Cualquier contacto con una raza más desarrollada que la nuestra acarrearía una inevitable competencia para conseguir su favor. Aun así, una parte de la población terrestre que pareciera atraer los favores de los recién llegados, la otra parte trataría de destruirla antes que estos seres superiores intervinieran para protegerla. El mundo fuera de la Cortina de Hierro no querría permitir que los pueblos de la Cortina se aliaran con los posibles invasores. Los líderes comunistas no podrían arriesgar que el mundo libre se coaligara con una tecnología más avanzada y con mayor ciencia.
De esta manera, un contacto, en estos momentos, con una raza más desarrollada constituiría el suceso más mortífero que podría suceder en el mundo, dado el estado de cosas actual.
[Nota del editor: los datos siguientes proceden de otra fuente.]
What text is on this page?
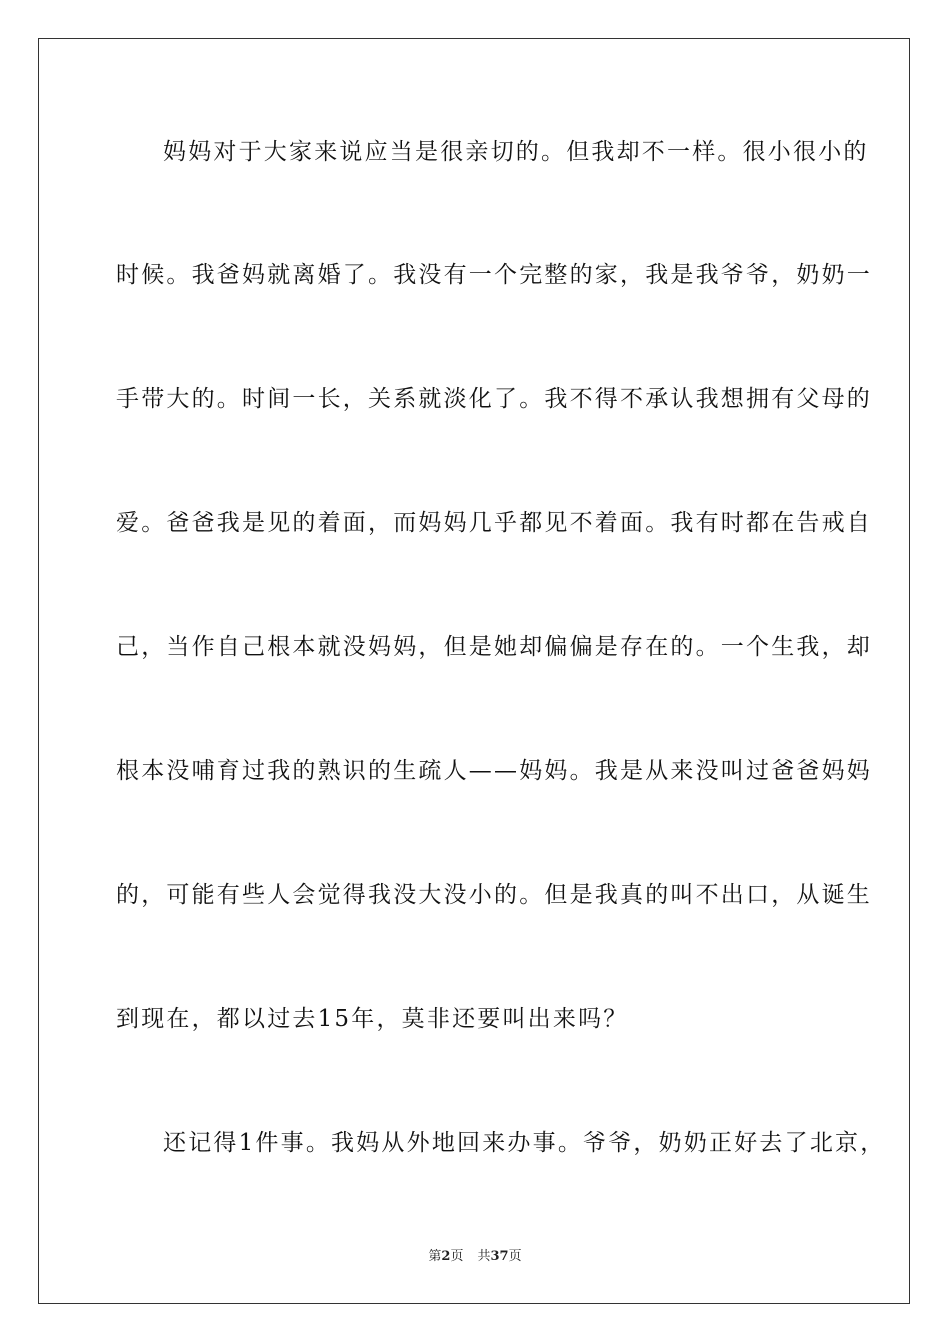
妈妈对于大家来说应当是很亲切的。但我却不一样。很小很小的

时候。我爸妈就离婚了。我没有一个完整的家，我是我爷爷，奶奶一

手带大的。时间一长，关系就淡化了。我不得不承认我想拥有父母的

爱。爸爸我是见的着面，而妈妈几乎都见不着面。我有时都在告戒自

己，当作自己根本就没妈妈，但是她却偏偏是存在的。一个生我，却

根本没哺育过我的熟识的生疏人——妈妈。我是从来没叫过爸爸妈妈

的，可能有些人会觉得我没大没小的。但是我真的叫不出口，从诞生

到现在，都以过去15年，莫非还要叫出来吗？

还记得1件事。我妈从外地回来办事。爷爷，奶奶正好去了北京，

第2页 共37页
Soames percibía todo esto y comenzó a transpirar cuando el helicóptero tocó tierra. Saltó. Mientras observaba la nave se sintió débil. Pero sacó una fotografía rápida. Era efectivo que no tenía alas y que nunca las había tenido. Su longitud probable era de cien pies, toda de metal brillante. Cerca del centro, la nave estaba aplastada y despedazada por la caída. Debió haber sido traída parcialmente bajo control antes del impacto, aunque lo suficiente para salvarla de una completa destrucción. Y Soames, observándola, se dio cuenta que no tenía hélices para sostenerla o empujarla en el aire. Tampoco existían conductores de aire para motores de «jet». No era un «jet». No poseía cohetes. Su mecanismo pertenecía a una clase todavía no soñada por los hombres, ahora y siempre.
Gail se detuvo al lado de Soames, con ojos brillantes. Miró a los niños. La capitán Moggs descendió laboriosamente a la nieve.
Gail observó:
—¡Brad! ¡No hace frío aquí!
Soames le prestaba poca atención al asunto, ante el apabullante hecho de que esta nave, viniere de donde viniese, estaba dotada para viajar en el espacio.
—Niños — dijo la capitán Moggs con firmeza —. ¡Tenemos que hablar con sus padres ahora mismo!
Los niños miraban a Gail muy interesados. Una de las niñas habló cortésmente, con palabras ininteligibles. Las niñas tendrían alrededor de trece años. Los niños eran, probablemente, un año mayores — más fuertes y musculosos que los niños de su edad —. Los cuatro se mostraban muy tranquilos. Experimentaban curiosidad, pero de manera alguna alarma, ni se veían trastornados, como se habrían sentido en caso de que compañeros mayores que ellos se hubieran herido o muerto al aterrizar la nave.
Usaban vestidos ligeros que estarían apropiados para un paseo por la playa en pleno verano, pero inapropiados en la fría capa de hielo de la Antártica bajo ninguna circunstancia. Cada uno llevaba un cinturón con aplicaciones de metal, de tamaño mediano, colocadas a cada lado de la abrochadura.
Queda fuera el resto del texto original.